Objectives: A maternal autosomal recessive mutation causing recurrent biparentally inherited complete hydatidiform moles (BiCHM) in affected women was previously mapped to a 12.4-cM interval in 19q13.4, which was recently further narrowed to a smaller 1.1-Mb region at the centromeric end. It is believed that the mutant gene in this condition is a major contributor to the regulation of imprinting in the maternal germline. To confirm and possibly narrow the critical interval we studied additional rare familial and recurrent cases.
Methods: Using polymorphic marker analysis, we first confirmed biparental inheritance on the studied molar tissues. We then performed targeted homozygosity mapping with markers in 19q13.4 on DNA from affected women of a new large consanguineous pedigree, an additional potentially familial case, and three cases with sporadic recurrent CHM. Direct sequencing of coding exons and Southern analysis with a coding-region probe for one candidate gene (NALP5) was also performed.

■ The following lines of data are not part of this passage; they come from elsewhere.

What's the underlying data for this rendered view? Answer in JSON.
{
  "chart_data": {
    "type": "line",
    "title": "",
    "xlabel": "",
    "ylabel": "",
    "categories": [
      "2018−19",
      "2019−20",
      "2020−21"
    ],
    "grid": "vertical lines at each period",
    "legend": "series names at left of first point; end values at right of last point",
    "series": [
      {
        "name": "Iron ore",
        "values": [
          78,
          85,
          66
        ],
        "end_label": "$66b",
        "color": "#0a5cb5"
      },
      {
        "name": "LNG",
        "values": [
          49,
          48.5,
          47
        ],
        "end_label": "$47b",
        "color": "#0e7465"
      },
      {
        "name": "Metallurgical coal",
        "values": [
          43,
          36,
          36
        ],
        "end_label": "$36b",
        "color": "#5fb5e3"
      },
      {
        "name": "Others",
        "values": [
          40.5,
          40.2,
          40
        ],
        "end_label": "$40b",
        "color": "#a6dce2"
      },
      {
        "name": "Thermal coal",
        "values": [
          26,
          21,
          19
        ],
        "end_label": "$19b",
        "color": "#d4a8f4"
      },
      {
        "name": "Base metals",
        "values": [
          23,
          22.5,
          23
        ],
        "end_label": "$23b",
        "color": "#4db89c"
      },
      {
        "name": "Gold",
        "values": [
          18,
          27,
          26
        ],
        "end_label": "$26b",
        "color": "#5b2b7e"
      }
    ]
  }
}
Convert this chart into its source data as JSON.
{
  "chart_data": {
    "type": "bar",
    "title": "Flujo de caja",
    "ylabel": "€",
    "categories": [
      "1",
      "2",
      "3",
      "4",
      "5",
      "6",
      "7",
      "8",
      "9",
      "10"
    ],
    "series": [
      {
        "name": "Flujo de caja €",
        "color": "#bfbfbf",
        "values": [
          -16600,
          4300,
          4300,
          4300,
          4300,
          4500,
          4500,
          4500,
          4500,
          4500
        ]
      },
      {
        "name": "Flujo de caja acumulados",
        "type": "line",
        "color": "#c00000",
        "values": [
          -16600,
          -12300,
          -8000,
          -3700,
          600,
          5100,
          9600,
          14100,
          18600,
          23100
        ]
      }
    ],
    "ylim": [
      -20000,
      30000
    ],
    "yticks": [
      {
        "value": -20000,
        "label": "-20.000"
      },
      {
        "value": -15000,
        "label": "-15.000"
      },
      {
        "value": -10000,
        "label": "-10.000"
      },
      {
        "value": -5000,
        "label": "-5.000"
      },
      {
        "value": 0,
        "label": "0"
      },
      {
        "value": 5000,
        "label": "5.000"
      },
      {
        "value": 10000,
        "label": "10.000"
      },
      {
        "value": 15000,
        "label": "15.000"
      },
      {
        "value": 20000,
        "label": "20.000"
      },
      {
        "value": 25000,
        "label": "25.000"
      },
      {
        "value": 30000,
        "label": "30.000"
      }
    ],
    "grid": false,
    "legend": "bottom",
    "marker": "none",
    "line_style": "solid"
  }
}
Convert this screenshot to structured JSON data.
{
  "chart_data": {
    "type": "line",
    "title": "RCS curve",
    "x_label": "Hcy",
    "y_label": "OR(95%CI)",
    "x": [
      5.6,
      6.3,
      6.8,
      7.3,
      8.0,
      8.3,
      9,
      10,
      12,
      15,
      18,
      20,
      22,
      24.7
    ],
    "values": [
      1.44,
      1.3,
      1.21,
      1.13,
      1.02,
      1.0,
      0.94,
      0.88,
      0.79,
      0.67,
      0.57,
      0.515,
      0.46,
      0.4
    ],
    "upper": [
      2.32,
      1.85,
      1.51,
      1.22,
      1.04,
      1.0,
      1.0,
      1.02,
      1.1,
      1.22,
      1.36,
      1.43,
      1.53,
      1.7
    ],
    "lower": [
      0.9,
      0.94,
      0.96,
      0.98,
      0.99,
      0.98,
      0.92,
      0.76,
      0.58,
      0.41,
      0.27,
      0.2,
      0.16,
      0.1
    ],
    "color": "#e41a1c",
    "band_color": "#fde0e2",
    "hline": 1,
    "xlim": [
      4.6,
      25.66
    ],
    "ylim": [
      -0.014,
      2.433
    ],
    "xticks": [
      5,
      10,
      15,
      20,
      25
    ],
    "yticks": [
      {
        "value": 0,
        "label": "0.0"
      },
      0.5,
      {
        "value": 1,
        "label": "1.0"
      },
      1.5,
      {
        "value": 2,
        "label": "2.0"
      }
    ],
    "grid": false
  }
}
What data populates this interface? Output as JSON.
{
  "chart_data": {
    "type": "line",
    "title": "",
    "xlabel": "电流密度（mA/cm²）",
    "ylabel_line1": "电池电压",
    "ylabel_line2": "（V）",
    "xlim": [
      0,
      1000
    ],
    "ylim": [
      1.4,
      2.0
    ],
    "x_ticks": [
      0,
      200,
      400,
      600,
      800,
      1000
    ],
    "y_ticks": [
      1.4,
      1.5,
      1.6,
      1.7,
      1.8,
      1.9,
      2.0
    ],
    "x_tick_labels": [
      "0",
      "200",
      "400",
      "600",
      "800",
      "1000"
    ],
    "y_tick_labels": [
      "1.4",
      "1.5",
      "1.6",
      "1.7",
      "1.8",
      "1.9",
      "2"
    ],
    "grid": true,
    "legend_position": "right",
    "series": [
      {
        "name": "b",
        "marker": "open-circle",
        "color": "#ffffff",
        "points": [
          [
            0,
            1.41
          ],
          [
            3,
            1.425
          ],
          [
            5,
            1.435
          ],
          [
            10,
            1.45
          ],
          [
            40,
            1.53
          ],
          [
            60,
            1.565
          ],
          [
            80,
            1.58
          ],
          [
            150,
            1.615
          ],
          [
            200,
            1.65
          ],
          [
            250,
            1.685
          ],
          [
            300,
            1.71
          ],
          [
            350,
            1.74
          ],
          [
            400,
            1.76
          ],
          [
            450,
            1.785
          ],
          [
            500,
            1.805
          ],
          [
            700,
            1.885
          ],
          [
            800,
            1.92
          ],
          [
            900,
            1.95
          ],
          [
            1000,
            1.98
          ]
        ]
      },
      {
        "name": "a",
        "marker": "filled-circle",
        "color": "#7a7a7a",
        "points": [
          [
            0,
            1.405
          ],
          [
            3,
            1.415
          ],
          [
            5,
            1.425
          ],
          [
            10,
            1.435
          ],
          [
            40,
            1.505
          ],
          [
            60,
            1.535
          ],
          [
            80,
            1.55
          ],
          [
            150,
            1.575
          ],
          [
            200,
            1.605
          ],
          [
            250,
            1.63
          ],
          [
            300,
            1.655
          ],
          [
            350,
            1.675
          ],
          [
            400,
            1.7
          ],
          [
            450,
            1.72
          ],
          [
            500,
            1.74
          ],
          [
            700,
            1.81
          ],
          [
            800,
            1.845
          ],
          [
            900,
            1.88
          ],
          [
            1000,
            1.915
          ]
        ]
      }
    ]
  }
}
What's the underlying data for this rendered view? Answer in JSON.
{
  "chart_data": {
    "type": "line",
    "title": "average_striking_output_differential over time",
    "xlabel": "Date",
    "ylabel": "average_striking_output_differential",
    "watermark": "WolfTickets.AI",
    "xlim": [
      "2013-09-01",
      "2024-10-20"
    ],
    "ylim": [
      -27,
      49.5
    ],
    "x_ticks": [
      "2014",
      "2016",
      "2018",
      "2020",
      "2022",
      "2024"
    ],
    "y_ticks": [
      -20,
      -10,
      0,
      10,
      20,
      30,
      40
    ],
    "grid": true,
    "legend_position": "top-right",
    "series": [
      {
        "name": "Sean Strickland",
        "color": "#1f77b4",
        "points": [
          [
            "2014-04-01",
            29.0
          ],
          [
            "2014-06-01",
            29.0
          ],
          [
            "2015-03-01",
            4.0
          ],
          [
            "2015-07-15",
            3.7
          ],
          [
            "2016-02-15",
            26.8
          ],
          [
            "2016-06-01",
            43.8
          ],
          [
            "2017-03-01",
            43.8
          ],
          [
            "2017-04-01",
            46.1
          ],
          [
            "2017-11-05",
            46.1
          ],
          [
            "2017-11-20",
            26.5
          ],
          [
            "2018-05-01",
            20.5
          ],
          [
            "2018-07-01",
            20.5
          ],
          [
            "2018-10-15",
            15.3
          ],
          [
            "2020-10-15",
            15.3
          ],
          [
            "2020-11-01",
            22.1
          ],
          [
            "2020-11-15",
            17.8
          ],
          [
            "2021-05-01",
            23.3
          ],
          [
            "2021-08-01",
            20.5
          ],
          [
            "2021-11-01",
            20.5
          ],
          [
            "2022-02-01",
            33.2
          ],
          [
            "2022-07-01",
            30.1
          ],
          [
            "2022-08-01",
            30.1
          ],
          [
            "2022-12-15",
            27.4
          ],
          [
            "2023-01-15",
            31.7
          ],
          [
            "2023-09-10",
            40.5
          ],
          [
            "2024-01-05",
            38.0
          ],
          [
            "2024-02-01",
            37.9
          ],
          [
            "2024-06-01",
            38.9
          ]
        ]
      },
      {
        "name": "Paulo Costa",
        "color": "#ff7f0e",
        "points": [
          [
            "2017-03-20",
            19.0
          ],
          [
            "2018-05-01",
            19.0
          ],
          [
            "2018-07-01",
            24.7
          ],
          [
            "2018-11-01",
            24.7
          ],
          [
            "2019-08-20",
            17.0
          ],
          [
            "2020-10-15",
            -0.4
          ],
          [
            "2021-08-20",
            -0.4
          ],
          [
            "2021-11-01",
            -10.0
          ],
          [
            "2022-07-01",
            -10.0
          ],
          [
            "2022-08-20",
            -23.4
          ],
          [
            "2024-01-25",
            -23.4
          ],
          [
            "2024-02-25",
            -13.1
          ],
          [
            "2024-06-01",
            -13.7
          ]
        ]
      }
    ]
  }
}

Results: Biparental inheritance was confirmed for those molar tissues available for analysis. All women, except for one of the isolated cases, were homozygous for markers in the identified 1.1-Mb region in 19q13.4. No mutations or large genomic rearrangements were found in NALP5 (MATER), a gene with oocyte-specific expression. Heterozygosity for a single-nucleotide polymorphism in exon 13 of NALP5 in one patient may refine the candidate region to 1.0 Mb.
Conclusions: The reported candidate region for BiCHM in 19q13.4 was confirmed in additional families, further establishing it as the major locus that harbors a gene mutated in this condition.